Les docteurs chrétiens montrent encore bien mieux l’heureuse influence du travail sur la nature morale que les grands changemens qu’il apporte dans la nature matérielle. Ils vont même jusqu’à croire que si Dieu a voulu que la terre ne produisît de moissons que celles que procure le travail, c’est surtout pour que l’homme ne tombât pas dans l’oisiveté, mère de tous les vices. Le travail est à l’homme, dit saint Chrysostôme, ce que le frein est au cheval : il le contient et le dirige. L’homme qui travaille purifie et fortifie son âme, et les pères de l’église ne parlent pas seulement ici du travail en général, ils parlent du travail des mains. C’est au travail, sous sa forme même la plus rude et la plus grossière, qu’ils attribuent une salutaire influence sur l’ame. Ils tiennent à ce que l’homme, condamné au travail par la parole divine, acquitte sa dette, et l’acquitte par la sueur du corps, selon la lettre même de l’arrêt ; mais ils croient en même temps que l’acquittement de cette dette procure à l’âme une satisfaction qui l’épure et qui l’affermit. Saint Augustin[1] veut que les moines travaillent de leurs mains, et il fait de ce genre de travail une des obligations de la vie monastique. En vain les moines veulent équivoquer à ce sujet ; en vain disent-ils qu’ils travaillent quand ils vaquent à la prière, au chaut des psaumes, à la lecture de l’Écriture sainte. Saint Augustin n’admet pas ces capitulations de conscience ; il veut que les moines travaillent, il veut que l’obligation chrétienne soit rigoureusement accomplie.
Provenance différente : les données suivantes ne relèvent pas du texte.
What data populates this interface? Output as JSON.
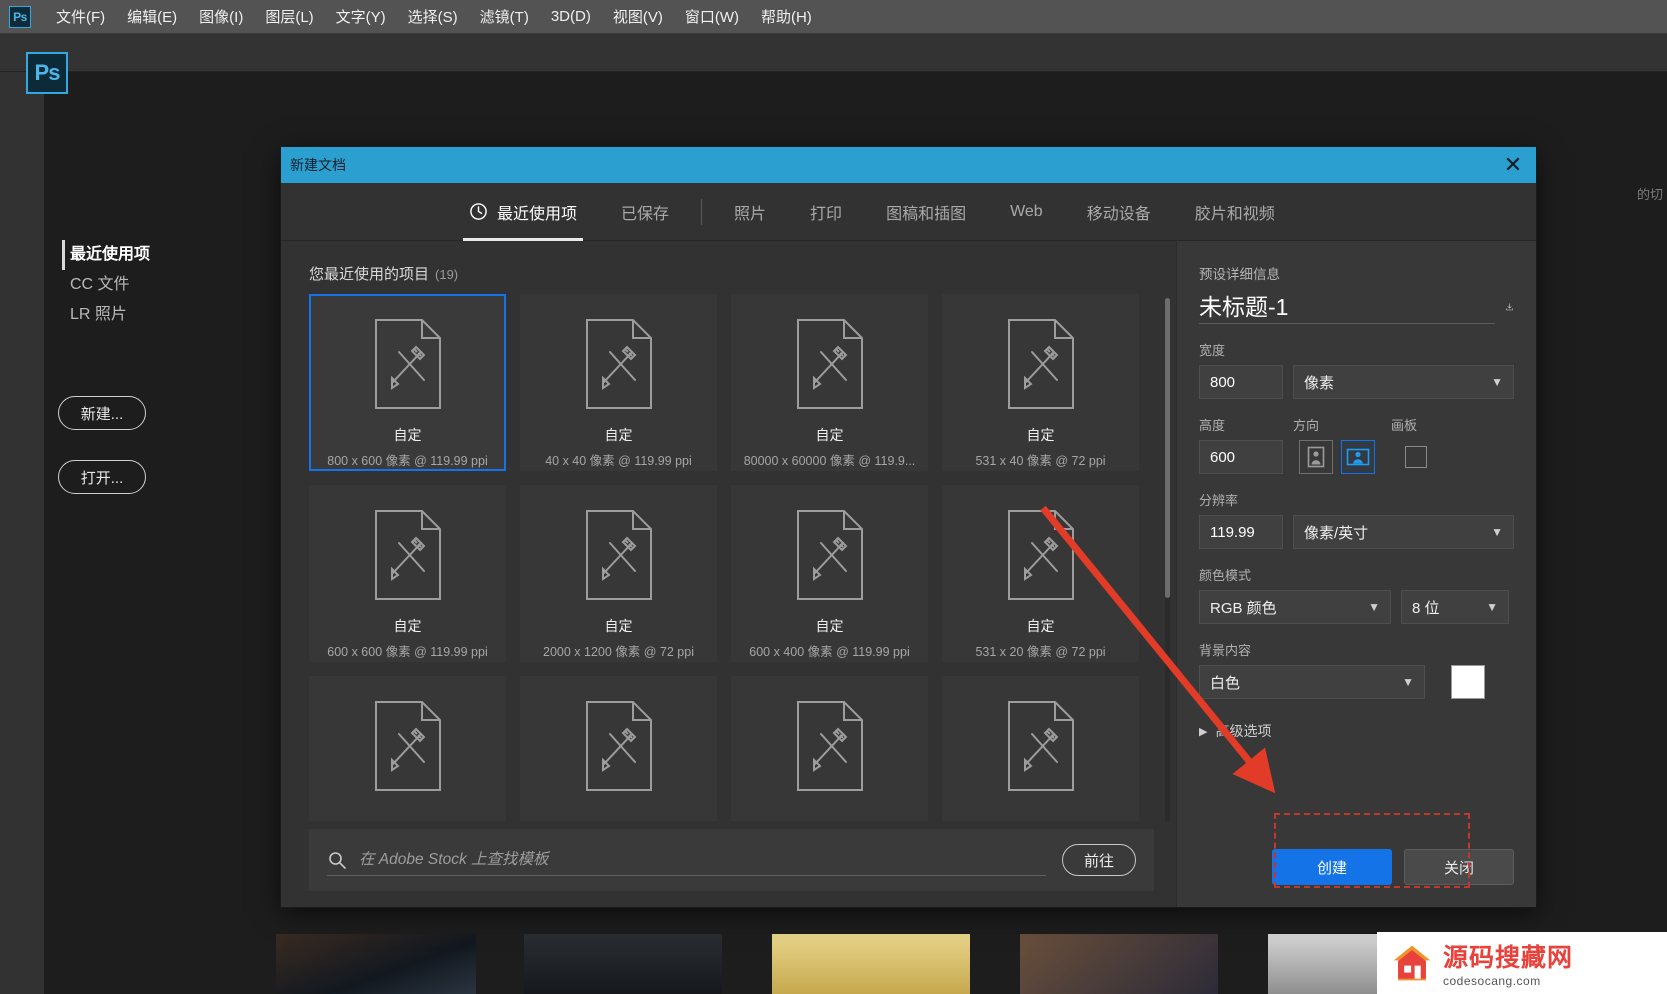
{
  "app": {
    "logo_label": "Ps",
    "menu_items": [
      "文件(F)",
      "编辑(E)",
      "图像(I)",
      "图层(L)",
      "文字(Y)",
      "选择(S)",
      "滤镜(T)",
      "3D(D)",
      "视图(V)",
      "窗口(W)",
      "帮助(H)"
    ],
    "background_hint": "的切"
  },
  "home": {
    "nav": [
      {
        "label": "最近使用项",
        "active": true
      },
      {
        "label": "CC 文件",
        "active": false
      },
      {
        "label": "LR 照片",
        "active": false
      }
    ],
    "new_button": "新建...",
    "open_button": "打开..."
  },
  "dialog": {
    "title": "新建文档",
    "close_icon": "close-icon",
    "tabs": [
      {
        "label": "最近使用项",
        "active": true,
        "icon": "clock-icon"
      },
      {
        "label": "已保存",
        "active": false
      },
      {
        "label": "照片",
        "active": false
      },
      {
        "label": "打印",
        "active": false
      },
      {
        "label": "图稿和插图",
        "active": false
      },
      {
        "label": "Web",
        "active": false
      },
      {
        "label": "移动设备",
        "active": false
      },
      {
        "label": "胶片和视频",
        "active": false
      }
    ],
    "templates": {
      "heading": "您最近使用的项目",
      "count": "(19)",
      "items": [
        {
          "name": "自定",
          "dims": "800 x 600 像素 @ 119.99 ppi",
          "selected": true
        },
        {
          "name": "自定",
          "dims": "40 x 40 像素 @ 119.99 ppi",
          "selected": false
        },
        {
          "name": "自定",
          "dims": "80000 x 60000 像素 @ 119.9...",
          "selected": false
        },
        {
          "name": "自定",
          "dims": "531 x 40 像素 @ 72 ppi",
          "selected": false
        },
        {
          "name": "自定",
          "dims": "600 x 600 像素 @ 119.99 ppi",
          "selected": false
        },
        {
          "name": "自定",
          "dims": "2000 x 1200 像素 @ 72 ppi",
          "selected": false
        },
        {
          "name": "自定",
          "dims": "600 x 400 像素 @ 119.99 ppi",
          "selected": false
        },
        {
          "name": "自定",
          "dims": "531 x 20 像素 @ 72 ppi",
          "selected": false
        },
        {
          "name": "",
          "dims": "",
          "selected": false
        },
        {
          "name": "",
          "dims": "",
          "selected": false
        },
        {
          "name": "",
          "dims": "",
          "selected": false
        },
        {
          "name": "",
          "dims": "",
          "selected": false
        }
      ]
    },
    "stock": {
      "placeholder": "在 Adobe Stock 上查找模板",
      "value": "",
      "goto_label": "前往",
      "search_icon": "search-icon"
    },
    "details": {
      "section_title": "预设详细信息",
      "doc_name": "未标题-1",
      "save_preset_icon": "save-preset-icon",
      "width_label": "宽度",
      "width_value": "800",
      "width_unit": "像素",
      "height_label": "高度",
      "height_value": "600",
      "orientation_label": "方向",
      "orientation_portrait_icon": "portrait-orientation-icon",
      "orientation_landscape_icon": "landscape-orientation-icon",
      "orientation_selected": "landscape",
      "artboard_label": "画板",
      "artboard_checked": false,
      "resolution_label": "分辨率",
      "resolution_value": "119.99",
      "resolution_unit": "像素/英寸",
      "colormode_label": "颜色模式",
      "colormode_value": "RGB 颜色",
      "colordepth_value": "8 位",
      "background_label": "背景内容",
      "background_value": "白色",
      "background_swatch": "#ffffff",
      "advanced_label": "高级选项",
      "create_label": "创建",
      "close_label": "关闭"
    }
  },
  "watermark": {
    "title": "源码搜藏网",
    "subtitle": "codesocang.com"
  },
  "colors": {
    "accent_blue": "#1473e6",
    "titlebar_blue": "#2a9fd0",
    "annotation_red": "#e23b28",
    "dialog_bg": "#323232",
    "detail_bg": "#383838"
  }
}
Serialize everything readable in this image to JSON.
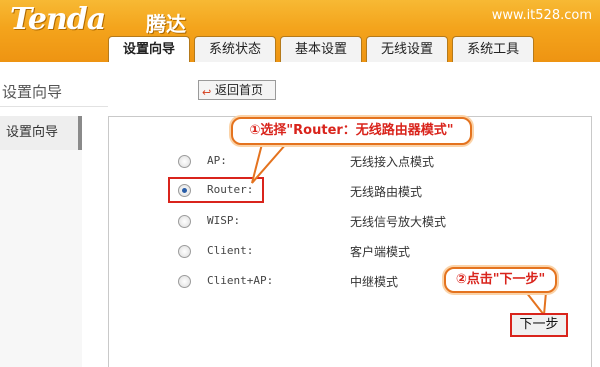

Les idées du christianisme sur la nécessité et sur l’utilité morale du travail ont dû singulièrement influer sur la réhabilitation de l’industrie. Exercée autrefois par des esclaves, l’industrie se ressentait de l’abaissement de ceux qui l’exerçaient. Grâce au christianisme, elle devient la condition générale de l’humanité ; elle est autorisée par l’exemple

  1. De Opere monachorum.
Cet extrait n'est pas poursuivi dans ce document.